On garde en mémoire l’image d’une cérémonie à Auschwitz, en 1995, pour le cinquantenaire de la libération des camps. Une photographie montrait Wiesel et Helmut Schmidt s’inclinant tous les deux. Wiesel a un béret sur la tête, un de ses larges bérets que les étudiants religieux portaient avant-guerre, le béret peut-être de son enfance traditionnaliste à Sighet. L’homme que nous avons connu était très éloigné de l’image publique qu’on avait de lui. Il était chaleureux, plein d’humour, accueillant, prévenant, attentionné. Généreux de son temps, de son intelligence, de son œuvre. Il vous interrogeait toujours sur ce que vous deveniez, sur les sujets sur lesquels vous travailliez…
Cet homme, qui a connu tous les grands de ce monde, qui a été l’intime de plusieurs chefs d’Etat, qui a reçu plus d’une centaine de doctorats honoris causa de différentes universités, est resté jusqu’à la fin l’enfant de Sighet qui n’en finissait pas de se poser les mêmes questions.

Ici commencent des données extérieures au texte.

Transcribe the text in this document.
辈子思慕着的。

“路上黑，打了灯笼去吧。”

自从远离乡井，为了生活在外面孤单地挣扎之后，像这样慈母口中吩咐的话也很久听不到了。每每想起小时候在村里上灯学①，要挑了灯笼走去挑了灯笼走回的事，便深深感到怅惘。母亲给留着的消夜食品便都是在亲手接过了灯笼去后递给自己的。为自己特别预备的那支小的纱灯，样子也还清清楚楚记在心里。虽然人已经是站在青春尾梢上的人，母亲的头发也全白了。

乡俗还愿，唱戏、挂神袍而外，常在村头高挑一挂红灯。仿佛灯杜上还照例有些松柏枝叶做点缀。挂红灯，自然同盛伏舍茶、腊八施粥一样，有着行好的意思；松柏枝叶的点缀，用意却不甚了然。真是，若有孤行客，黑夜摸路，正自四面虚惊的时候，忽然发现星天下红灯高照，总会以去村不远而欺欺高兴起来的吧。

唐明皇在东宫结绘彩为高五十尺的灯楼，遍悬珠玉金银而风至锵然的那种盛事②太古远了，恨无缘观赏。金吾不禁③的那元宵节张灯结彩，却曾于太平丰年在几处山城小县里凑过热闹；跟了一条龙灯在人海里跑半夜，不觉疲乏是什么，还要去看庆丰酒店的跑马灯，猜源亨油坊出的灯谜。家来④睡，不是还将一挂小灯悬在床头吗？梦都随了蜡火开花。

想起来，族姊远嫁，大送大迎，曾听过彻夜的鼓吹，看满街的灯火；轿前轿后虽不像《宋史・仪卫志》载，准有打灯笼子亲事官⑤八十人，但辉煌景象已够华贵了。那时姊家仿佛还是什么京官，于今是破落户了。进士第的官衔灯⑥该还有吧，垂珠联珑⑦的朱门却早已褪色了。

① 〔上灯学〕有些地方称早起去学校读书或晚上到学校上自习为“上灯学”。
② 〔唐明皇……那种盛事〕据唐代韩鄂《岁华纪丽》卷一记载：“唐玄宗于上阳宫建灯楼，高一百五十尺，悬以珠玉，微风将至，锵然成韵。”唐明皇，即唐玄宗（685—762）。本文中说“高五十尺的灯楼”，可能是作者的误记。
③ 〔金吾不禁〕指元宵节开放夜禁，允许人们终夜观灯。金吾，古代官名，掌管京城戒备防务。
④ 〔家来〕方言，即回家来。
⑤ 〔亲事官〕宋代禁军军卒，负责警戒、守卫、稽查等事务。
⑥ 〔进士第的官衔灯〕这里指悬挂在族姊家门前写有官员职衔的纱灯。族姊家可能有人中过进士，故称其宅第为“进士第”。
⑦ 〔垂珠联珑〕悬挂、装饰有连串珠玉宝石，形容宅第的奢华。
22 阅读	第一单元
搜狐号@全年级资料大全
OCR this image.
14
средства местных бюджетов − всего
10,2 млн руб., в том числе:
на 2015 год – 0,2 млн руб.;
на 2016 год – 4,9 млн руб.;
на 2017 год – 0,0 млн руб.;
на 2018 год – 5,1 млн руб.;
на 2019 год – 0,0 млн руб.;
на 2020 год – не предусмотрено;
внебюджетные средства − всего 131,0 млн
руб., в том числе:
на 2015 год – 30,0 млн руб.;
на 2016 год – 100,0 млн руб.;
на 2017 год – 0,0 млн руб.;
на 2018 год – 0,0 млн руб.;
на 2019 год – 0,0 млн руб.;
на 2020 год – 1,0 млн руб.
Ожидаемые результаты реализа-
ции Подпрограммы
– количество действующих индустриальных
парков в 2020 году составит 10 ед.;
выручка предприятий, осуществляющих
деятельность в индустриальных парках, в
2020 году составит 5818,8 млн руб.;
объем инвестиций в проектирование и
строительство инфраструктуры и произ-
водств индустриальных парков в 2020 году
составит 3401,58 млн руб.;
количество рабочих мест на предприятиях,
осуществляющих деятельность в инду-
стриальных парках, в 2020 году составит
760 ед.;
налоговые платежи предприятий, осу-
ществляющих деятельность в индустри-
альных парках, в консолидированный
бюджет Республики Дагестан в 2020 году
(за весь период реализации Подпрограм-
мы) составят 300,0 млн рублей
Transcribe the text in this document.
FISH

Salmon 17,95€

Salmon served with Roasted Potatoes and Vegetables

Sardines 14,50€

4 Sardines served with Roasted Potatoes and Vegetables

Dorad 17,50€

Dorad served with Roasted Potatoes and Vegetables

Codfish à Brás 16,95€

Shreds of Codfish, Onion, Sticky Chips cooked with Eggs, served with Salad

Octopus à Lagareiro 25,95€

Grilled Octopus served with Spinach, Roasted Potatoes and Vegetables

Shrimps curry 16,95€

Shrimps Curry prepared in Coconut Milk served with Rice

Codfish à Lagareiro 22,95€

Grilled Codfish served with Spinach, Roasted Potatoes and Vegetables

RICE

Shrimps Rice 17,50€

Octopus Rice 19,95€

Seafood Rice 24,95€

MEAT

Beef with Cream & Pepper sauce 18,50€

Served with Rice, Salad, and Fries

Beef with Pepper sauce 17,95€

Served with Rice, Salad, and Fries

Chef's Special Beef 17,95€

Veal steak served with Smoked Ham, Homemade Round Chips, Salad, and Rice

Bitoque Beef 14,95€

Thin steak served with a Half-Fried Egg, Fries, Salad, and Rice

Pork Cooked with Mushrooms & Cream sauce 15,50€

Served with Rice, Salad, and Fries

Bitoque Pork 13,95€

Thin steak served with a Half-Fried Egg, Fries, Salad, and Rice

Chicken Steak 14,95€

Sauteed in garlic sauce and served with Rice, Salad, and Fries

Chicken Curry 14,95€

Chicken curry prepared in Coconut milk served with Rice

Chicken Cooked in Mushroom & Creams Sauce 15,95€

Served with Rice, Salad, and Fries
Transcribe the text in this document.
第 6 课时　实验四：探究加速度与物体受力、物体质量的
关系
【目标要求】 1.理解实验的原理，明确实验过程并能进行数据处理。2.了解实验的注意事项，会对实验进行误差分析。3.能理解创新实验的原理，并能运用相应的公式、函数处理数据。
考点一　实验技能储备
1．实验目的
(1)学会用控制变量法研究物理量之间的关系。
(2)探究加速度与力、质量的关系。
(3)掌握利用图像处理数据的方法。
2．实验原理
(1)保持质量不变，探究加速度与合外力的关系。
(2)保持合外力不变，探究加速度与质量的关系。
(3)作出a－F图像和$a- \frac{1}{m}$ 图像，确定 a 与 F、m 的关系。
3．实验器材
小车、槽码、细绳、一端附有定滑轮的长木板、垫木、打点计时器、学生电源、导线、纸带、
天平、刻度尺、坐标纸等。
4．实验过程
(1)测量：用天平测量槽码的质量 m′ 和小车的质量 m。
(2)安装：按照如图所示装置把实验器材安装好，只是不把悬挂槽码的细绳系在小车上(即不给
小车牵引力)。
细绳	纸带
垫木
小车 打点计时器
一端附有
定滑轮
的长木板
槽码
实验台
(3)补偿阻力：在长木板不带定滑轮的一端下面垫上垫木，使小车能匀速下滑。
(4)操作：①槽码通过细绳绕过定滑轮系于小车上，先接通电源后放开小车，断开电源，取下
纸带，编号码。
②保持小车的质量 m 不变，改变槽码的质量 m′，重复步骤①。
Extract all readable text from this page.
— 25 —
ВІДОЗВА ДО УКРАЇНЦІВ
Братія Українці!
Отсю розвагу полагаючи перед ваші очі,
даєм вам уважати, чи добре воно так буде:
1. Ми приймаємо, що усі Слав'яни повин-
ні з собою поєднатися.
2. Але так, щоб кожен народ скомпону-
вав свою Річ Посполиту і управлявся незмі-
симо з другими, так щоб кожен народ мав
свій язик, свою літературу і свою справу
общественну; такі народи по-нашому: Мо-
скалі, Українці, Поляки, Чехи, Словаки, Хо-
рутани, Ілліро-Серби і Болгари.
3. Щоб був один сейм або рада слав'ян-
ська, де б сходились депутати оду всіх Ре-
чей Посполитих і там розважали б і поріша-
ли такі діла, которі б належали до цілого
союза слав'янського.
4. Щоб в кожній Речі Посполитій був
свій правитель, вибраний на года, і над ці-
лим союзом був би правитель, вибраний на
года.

Il a raconté un jour sa rencontre avec le rabbi de Loubavitch dont il était proche – « Comment peut-on croire après ce qui s’est passé? » a-t-il demandé. « Comment peut-on ne pas croire ? » fut la réaction – et sa satisfaction d’être reparti sans réponse, mais avec une nouvelle question.
Ce béret, c’était une manière pour lui de se rattacher à ce qu’il y avait de plus profond en lui. Il était le porteur d’une foi blessée, mais d’une foi vivante aussi. Il n’a cessé de plaider, dans tous les combats qui ont jalonné sa vie, pour les forces de l’esprit contre celles du mal, pour l’optimisme de la volonté contre ce qui abaisse, ce qui avilit et ce qui entretient la haine. Il était un témoin bien entendu, mais il se voulait un homme engagé. Comme le dit Avner Shalev, le Président de Yad Vashem, « Elie a pensé jusqu’à son dernier jour, qu’il faut se souvenir et étudier la Shoa comme un événement unique pour le peuple juif, mis qui est porteur d’un message humain et universel destiné au monde entier ».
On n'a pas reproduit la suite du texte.